La conservation de diversité génétique de la vigne en France
Enjeux, réalisations et travaux en cours

Olivier Yobrégat

 

Si la France peut se prévaloir d’une longue tradition viticole, les sources littéraires ne permettent de situer la naissance d’un intérêt pour les collections de vigne qu’avec l’Abbé Rozier, qui, en 1779, avait entrepris de rassembler en un même lieu le maximum de cépages possibles afin d’en étudier la synonymie, à une époque où la plus grande confusion régnait sur l’ampélographie. Diverses collections, que l’on ne qualifiait pas de conservatoires, virent le jour par la suite, et connurent de nombreuses péripéties qui entraînèrent finalement leur destruction. Si le phylloxéra fut le principal fossoyeur de ces réalisations à la fin du XIXème siècle, il fut loin d’en être le seul, triste illustration du fait que l’intérêt pour ce que l’on nomme aujourd’hui ressources génétiques n’était pas universellement partagé. Il nous est cependant parvenu de quelques-unes de ces anciennes collections une partie du matériel aujourd’hui maintenu à l’INRA de Vassal.

 
Qu’entend-on par conservatoire ?

Le terme désigne une parcelle de vigne regroupant des individus représentatifs de la diversité :

  • d’une variété (collection de clones d’un cépage, diversité intravariétale),
  • de l’espèce Vitis vinifera (collection de cépages, diversité intervariétale),
  • voire du genre Vitis (collection d’espèces différentes et d’hybrides interspécifiques).
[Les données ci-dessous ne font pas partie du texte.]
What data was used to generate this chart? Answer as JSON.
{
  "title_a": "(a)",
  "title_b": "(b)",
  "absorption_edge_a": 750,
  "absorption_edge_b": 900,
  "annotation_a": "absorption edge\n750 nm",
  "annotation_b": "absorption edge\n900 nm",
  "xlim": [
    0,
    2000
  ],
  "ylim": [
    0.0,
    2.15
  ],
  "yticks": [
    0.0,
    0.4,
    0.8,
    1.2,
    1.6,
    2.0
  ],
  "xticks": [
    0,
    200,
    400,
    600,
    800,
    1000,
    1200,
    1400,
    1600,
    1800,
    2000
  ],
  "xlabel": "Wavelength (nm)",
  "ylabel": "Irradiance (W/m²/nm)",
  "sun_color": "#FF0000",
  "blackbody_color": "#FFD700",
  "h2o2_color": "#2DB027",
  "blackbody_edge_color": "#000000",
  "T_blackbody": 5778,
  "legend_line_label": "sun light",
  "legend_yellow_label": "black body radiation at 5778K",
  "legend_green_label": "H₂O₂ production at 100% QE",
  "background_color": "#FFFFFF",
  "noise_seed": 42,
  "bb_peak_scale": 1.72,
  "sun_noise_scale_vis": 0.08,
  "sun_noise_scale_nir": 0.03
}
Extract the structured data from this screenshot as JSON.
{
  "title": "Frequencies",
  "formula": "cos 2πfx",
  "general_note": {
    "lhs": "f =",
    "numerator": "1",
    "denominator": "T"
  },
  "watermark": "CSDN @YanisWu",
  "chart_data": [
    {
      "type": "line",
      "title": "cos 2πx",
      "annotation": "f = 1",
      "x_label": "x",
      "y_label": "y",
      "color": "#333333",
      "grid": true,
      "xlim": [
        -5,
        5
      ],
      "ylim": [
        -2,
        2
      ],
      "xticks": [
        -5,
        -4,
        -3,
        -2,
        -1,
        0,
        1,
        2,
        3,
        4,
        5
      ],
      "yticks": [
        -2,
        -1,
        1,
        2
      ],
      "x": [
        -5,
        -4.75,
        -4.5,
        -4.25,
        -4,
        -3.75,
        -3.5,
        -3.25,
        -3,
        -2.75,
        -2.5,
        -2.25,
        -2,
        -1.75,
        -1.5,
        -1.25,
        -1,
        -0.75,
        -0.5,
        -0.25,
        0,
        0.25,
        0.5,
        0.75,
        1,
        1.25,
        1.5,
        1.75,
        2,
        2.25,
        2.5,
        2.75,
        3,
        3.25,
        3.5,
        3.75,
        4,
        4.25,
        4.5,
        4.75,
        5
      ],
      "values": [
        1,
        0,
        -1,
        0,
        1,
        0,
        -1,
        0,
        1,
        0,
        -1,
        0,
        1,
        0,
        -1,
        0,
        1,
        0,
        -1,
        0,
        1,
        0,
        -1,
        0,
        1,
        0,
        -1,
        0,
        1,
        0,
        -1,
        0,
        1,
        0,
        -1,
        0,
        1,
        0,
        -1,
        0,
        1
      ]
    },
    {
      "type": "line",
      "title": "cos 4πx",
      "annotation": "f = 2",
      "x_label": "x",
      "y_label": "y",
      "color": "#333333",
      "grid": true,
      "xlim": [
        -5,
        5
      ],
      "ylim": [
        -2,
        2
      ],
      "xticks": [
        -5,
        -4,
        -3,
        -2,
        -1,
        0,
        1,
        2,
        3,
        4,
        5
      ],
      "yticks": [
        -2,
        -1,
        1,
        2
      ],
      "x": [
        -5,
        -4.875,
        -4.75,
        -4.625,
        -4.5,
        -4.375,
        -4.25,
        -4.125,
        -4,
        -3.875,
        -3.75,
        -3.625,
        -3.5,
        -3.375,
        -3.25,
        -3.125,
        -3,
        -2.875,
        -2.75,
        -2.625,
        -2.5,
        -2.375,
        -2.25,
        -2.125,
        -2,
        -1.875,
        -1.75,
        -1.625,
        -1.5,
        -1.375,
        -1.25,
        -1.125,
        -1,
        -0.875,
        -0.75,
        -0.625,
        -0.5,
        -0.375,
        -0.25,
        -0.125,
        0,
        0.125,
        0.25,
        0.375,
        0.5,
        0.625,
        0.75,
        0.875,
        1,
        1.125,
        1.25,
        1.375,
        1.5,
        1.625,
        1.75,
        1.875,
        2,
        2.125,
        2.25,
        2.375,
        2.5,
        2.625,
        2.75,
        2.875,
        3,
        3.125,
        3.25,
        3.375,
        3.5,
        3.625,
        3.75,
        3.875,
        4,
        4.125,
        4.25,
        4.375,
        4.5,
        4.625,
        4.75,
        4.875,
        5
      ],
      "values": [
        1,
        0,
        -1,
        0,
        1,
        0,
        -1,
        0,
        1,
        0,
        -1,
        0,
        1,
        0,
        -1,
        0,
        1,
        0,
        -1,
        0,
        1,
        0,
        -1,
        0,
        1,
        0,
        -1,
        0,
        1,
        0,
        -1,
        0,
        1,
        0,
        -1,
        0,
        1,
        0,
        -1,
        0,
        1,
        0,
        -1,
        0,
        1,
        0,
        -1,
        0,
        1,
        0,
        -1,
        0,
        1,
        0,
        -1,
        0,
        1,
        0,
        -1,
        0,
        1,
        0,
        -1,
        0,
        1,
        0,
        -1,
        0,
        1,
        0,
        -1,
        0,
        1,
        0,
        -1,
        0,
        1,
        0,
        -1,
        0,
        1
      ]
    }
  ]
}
A cette notion de collection, est associé un objectif essentiel de pérennité de l’implantation, permettant in fine la transmission d’un patrimoine végétal, la réalisation d’études et la valorisation agronomique de la diversité (sélection, remise en culture de génotypes tombés en désuétude). Dès 1987, un protocole d’établissement des conservatoires a vu le jour, plusieurs fois révisé et enrichi en fonction de l’avancée des connaissances, afin de garantir aux travaux de conservation effectués par de nombreux acteurs en régions une collecte et un maintien des ressources génétiques les plus efficaces possibles. Il met en particulier l’accent sur la diversité des parcelles sources, la nécessaire prise en compte de l’état sanitaire (parcelle vierge de vigne, tests exhaustifs vis-à-vis des viroses graves) et la sécurité du foncier.

 

Le patrimoine français et ses conservatoires

En tenant compte des variétés anciennes traditionnelles de Vitis vinifera, des croisements intraspécifiques modernes (depuis la seconde moitié du XIXème siècle) et des mutations majeures considérées comme des cépages (ex. Grenache blanc / noir, Savagnin blanc / Gewürztraminer, …), le patrimoine français recensé en collection s’établit autour de 550 variétés (T. Lacombe, 2003). A cet inventaire, il convient d’ajouter les ressources sauvages de la sous-espèce Vitis vinifera ssp. sylvestris (lambrusques), que l’on peut considérer en voie d’extinction (quelques centaines d’individus recensés en France, souvent isolés ou en petit nombre, sans renouvellement et avec des disparitions annuelles…), dont certains représentants sont préservés dans la collection de l’INRA de Vassal, ou dans des conservatoires régionaux (Sud-Ouest, Charentes…). Aujourd’hui, le Catalogue français, comprend 377 variétés officiellement autorisées à la culture : 270 à raisins de cuve, et 76 à raisins de table, double fin ou agrément, ainsi que 31 porte-greffes. De nouvelles variétés (cépages traditionnels français et étrangers, ou obtentions modernes) viennent enrichir cette liste chaque année.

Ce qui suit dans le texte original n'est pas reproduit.